Autio also created a number of paintings early in her career of landscapes and individuals from her community of Montana artists. In the 1950s her paintings were influenced by Abstract Expressionism as well as by latter day Impressionism. Her husband Rudy Autio also credited her with his introduction to Matisse, which would influence the three dimensional decor he added to his ceramic vessels. Her pieces are notable for their use of color and shape, as well as their freedom from regional themes and dogma. Autio was a proud modernist. She was quoted as saying “I never did a popular, traditional painting of horse and elk and all that sort of thing. I always did abstract expressionism”.

Her work was exhibited in many shows, including a faculty exchange of the University of Montana with the People's Republic of China in Hangzhou in 1983, Montana Current Ideas, the Yellowstone Art Center, 1986, Judy Chicago/Lela Autio, Paris Gibson Square, Great Falls, 1987, The Manipulated Thread at the Missoula Museum of the Arts, 1988 and the Missoula Artists' Exchange Exhibition in Oaxaca, Mexico, 1989. Her art was also the subject of a career survey in 2000 which was shown at the Missoula Art Museum and the Holter Museum of Art in Helena. In 2012, three Plexiglass pieces by Autio were selected for a statewide survey of contemporary art known as the Montana Triennial.

==Legacy==
Lela and Rudy Autio, along with Peter Voulkos, helped found the Archie Bray Foundation in Helena, Montana. She was an artist in residence at the Archie Bray for five years during which time she taught classes and made pottery. She also contributed to the transformation of the Archie Bray from a brickyard to a ceramics art center with an international reputation before moving to Missoula in 1957. Autio also helped to found the Missoula Art Museum in the former Carnegie Library. She was instrumental in obtaining a lease for the Museum building.

Autio was an advocate for art, women, the disenfranchised and many more marginalized groups. She supported many artists' work and non-profits including libraries and museums. She was motivated by her frustration that the work of women artists went unacknowledged. Lela was declined the opportunity to show her work at the University of Montana because of her gender.

She received a MAM award in 2011 for her contributions, and received the Governor's Arts Award in 2015 from the Montana Arts Council. According to ceramicist Joshua DeWeese, “Lela has played an important role in the development of the contemporary art scene in Montana.

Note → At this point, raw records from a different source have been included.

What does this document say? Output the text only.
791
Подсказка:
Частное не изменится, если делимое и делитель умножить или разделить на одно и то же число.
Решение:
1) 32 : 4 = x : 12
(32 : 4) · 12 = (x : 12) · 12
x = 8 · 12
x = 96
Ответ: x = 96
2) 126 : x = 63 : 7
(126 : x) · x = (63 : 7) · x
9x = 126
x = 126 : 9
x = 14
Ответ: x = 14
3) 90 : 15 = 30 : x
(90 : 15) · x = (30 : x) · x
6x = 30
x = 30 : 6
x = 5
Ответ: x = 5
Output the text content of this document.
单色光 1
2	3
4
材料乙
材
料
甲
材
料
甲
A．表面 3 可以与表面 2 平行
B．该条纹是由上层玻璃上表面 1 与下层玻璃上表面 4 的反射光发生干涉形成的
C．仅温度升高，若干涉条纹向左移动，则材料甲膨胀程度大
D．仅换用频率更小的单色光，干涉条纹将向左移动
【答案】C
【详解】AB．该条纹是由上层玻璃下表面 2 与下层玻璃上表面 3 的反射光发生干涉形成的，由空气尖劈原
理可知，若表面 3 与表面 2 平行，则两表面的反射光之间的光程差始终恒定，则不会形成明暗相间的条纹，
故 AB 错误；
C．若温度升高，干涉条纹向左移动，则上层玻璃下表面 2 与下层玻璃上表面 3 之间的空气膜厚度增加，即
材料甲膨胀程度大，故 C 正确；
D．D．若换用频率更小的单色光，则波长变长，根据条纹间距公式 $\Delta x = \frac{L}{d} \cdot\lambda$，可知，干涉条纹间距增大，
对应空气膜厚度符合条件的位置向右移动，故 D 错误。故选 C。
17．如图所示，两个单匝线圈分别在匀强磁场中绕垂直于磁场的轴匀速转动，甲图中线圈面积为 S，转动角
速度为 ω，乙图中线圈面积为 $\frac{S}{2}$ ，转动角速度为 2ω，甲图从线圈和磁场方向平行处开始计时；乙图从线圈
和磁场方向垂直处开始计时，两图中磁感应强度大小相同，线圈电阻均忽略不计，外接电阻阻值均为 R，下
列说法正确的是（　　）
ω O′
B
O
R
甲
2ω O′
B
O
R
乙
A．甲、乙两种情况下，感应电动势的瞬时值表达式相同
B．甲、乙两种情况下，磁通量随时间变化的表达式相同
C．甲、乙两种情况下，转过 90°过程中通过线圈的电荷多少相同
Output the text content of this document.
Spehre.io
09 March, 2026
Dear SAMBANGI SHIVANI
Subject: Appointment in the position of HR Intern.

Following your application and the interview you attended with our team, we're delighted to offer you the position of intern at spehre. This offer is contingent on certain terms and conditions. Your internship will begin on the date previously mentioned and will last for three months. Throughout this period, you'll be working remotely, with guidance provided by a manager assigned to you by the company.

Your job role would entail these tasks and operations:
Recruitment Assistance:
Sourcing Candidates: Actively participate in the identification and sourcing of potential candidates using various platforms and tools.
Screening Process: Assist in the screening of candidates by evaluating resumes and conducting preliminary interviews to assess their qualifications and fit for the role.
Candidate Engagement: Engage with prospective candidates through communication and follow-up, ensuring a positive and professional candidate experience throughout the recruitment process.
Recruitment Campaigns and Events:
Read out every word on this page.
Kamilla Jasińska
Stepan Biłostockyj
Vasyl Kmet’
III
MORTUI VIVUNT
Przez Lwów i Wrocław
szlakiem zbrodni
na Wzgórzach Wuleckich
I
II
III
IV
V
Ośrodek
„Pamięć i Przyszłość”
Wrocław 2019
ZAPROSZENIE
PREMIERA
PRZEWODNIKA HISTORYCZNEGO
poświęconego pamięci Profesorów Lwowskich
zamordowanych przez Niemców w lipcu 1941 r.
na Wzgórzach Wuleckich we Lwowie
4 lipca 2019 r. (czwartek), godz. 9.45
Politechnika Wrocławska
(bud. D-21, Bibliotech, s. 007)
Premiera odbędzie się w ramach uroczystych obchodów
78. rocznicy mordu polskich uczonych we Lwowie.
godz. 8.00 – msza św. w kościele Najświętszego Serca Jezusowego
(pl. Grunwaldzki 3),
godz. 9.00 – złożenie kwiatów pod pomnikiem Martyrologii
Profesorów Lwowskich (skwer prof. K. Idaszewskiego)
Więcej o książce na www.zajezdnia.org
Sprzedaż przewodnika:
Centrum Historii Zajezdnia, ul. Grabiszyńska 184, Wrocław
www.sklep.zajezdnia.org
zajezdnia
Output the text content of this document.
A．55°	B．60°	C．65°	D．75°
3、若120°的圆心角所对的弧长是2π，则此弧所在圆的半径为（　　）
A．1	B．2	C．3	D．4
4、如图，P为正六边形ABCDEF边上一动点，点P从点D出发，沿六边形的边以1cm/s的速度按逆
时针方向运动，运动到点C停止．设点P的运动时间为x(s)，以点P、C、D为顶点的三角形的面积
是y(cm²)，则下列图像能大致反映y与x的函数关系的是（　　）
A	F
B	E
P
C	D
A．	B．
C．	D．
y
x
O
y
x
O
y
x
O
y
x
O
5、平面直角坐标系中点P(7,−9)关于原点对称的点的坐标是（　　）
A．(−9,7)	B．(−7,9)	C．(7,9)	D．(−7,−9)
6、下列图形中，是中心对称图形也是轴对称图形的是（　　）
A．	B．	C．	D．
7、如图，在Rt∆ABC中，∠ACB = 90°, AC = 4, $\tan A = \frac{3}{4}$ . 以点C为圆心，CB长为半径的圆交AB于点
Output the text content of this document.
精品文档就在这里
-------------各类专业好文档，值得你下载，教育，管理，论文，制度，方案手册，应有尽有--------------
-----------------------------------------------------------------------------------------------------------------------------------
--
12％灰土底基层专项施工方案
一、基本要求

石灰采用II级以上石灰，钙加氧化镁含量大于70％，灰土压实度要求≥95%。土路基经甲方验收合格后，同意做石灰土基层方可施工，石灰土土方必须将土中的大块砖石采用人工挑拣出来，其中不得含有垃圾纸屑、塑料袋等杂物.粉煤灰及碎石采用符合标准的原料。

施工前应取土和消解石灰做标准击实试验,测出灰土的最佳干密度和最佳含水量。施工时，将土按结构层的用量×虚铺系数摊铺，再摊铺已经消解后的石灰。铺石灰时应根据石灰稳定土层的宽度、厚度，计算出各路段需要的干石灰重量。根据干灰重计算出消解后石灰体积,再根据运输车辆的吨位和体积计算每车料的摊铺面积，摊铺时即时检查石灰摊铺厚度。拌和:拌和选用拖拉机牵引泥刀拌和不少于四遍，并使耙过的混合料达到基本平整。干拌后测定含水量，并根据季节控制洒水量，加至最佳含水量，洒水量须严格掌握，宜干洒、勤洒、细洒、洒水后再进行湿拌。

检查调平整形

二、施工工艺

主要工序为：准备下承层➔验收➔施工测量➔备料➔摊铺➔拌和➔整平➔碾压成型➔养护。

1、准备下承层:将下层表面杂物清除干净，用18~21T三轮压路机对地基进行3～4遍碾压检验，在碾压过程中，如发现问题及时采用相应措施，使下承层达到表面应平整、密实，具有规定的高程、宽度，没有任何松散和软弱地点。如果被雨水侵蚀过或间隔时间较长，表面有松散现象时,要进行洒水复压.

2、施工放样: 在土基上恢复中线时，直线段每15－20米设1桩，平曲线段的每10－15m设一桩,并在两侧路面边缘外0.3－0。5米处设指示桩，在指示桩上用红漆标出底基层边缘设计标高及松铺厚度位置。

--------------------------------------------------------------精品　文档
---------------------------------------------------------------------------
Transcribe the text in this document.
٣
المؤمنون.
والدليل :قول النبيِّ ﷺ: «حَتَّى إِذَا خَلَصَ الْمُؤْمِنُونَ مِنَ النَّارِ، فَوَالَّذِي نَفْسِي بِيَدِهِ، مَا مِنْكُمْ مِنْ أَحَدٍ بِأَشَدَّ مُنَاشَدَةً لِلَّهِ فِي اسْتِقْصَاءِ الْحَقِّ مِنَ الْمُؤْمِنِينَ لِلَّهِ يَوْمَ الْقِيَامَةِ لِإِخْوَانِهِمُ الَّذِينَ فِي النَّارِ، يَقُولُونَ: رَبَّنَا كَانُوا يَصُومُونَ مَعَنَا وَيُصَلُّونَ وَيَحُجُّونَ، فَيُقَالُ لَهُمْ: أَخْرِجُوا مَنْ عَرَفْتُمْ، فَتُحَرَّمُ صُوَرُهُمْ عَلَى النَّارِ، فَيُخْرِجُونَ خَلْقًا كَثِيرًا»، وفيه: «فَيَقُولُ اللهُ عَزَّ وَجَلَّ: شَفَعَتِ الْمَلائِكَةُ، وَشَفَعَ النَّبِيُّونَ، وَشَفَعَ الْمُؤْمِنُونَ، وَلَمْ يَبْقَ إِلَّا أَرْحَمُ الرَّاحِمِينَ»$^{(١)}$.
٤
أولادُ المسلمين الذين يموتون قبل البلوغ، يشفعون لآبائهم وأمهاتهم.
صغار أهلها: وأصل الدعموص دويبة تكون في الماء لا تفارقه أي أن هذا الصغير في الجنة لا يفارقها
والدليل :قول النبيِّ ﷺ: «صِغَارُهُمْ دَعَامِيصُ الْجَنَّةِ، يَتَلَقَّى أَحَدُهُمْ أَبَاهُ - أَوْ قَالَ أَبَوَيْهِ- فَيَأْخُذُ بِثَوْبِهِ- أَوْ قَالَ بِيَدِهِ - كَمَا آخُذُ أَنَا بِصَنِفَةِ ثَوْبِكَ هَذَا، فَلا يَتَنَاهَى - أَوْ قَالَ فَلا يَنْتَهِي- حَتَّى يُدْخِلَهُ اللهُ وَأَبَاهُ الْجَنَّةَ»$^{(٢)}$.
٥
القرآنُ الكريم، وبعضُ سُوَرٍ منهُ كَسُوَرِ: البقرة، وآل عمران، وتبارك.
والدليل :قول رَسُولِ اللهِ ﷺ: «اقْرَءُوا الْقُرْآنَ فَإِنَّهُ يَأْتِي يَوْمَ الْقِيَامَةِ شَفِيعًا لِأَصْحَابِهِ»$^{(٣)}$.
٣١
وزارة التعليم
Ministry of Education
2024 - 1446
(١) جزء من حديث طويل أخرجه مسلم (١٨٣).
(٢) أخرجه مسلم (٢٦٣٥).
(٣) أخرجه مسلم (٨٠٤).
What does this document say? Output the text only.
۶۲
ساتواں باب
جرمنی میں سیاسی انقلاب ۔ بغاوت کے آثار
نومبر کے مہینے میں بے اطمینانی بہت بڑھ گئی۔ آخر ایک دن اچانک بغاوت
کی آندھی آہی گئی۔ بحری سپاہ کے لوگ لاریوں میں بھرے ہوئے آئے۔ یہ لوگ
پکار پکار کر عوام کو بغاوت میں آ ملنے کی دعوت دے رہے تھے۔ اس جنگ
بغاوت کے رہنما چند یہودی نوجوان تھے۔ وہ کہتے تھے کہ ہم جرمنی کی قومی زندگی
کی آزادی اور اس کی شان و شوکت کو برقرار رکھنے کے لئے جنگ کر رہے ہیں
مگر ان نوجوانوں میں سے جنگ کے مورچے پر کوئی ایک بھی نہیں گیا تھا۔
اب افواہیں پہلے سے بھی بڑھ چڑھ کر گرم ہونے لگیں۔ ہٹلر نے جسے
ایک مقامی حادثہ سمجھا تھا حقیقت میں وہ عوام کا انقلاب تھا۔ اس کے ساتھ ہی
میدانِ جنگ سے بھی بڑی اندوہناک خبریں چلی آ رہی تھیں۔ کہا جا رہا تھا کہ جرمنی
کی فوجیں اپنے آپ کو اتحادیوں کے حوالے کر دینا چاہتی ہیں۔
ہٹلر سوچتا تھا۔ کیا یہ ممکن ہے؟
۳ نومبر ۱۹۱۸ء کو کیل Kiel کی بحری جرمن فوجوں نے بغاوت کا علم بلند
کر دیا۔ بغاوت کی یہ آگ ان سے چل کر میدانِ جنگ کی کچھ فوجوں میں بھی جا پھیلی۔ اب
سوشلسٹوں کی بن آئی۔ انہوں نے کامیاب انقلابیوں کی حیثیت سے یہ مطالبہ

Her work has always challenged the traditional ideas of western representational art prevalent in the state, from the early abstract paintings, to the fabric ‘pop art’ sculpture created in the 70s, to the latest bold primary-colored plexiglas assemblages."

Lela also published an autobiographical book titled "From Paint To Plexi" that details her journey as an artist along with other influential artists for her career, and also elaborates on the development of contemporary art in Montana.